わたしは冷蔵庫を開けて特殊な塗り棒みたいな金属ナイフの入った、プラスチックの楕円の、クリーム色の箱を取り出した。この形はなんて表現すればいいんだろう。

 一昔前の可愛いお弁当みたいな形のマーガリン専用容器みたいな形。

 

 バター。

 

 誰かが囁いた気がした。

 わたしは心の中だけで答えた。

(バターも濃厚で脂が好きで香ばしさが引き立って好きだよ?でも塩分が多くて。そこがいいけれど。うちではマーガリンなの。ましてや)

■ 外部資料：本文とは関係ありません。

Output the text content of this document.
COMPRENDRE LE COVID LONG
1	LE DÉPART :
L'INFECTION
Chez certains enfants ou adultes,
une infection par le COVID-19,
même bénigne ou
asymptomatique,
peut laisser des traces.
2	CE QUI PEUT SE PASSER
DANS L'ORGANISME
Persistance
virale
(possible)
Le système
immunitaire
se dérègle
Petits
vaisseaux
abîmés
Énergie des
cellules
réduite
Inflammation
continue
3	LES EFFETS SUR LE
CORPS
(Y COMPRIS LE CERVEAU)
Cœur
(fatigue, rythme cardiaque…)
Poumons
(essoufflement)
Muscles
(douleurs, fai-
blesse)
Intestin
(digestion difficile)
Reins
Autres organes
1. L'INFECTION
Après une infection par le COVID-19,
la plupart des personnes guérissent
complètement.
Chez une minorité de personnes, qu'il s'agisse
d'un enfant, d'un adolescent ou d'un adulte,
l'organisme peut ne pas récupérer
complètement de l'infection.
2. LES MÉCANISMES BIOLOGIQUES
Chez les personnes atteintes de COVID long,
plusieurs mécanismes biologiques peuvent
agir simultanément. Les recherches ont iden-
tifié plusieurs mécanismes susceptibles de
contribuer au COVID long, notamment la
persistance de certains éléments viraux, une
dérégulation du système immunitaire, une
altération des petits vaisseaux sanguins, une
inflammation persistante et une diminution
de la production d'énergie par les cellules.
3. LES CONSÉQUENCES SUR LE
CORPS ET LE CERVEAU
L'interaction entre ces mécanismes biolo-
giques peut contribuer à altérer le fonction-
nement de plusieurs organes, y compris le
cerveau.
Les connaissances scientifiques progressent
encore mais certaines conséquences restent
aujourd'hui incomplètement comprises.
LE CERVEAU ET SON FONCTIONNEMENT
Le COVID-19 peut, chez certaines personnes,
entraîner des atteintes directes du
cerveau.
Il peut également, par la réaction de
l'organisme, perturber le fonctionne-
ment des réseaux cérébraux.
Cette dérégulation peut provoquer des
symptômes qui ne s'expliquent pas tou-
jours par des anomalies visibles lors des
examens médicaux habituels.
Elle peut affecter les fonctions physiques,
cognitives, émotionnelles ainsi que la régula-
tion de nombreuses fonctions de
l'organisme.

 苦手なハチミツが、キャラメルが、似合う女の子になれるかな?

 キャラメルマキアートなら飲めるのに。

 ハチミツが子供の頃から苦手だった。


 そこで、今朝の夢を思い出せた。

 お兄ちゃんは、ハチミツもピーナッツバターも大好きだ。かわいそうに。お兄ちゃん。

 

 トーストにマーガリンを塗るわたしに母は。お母さんは。

「お兄ちゃん、きょうから、うちに住むから。よろしくね?」

わたしは力を込めすぎてマーガリンを塗るナイフでトーストを削った。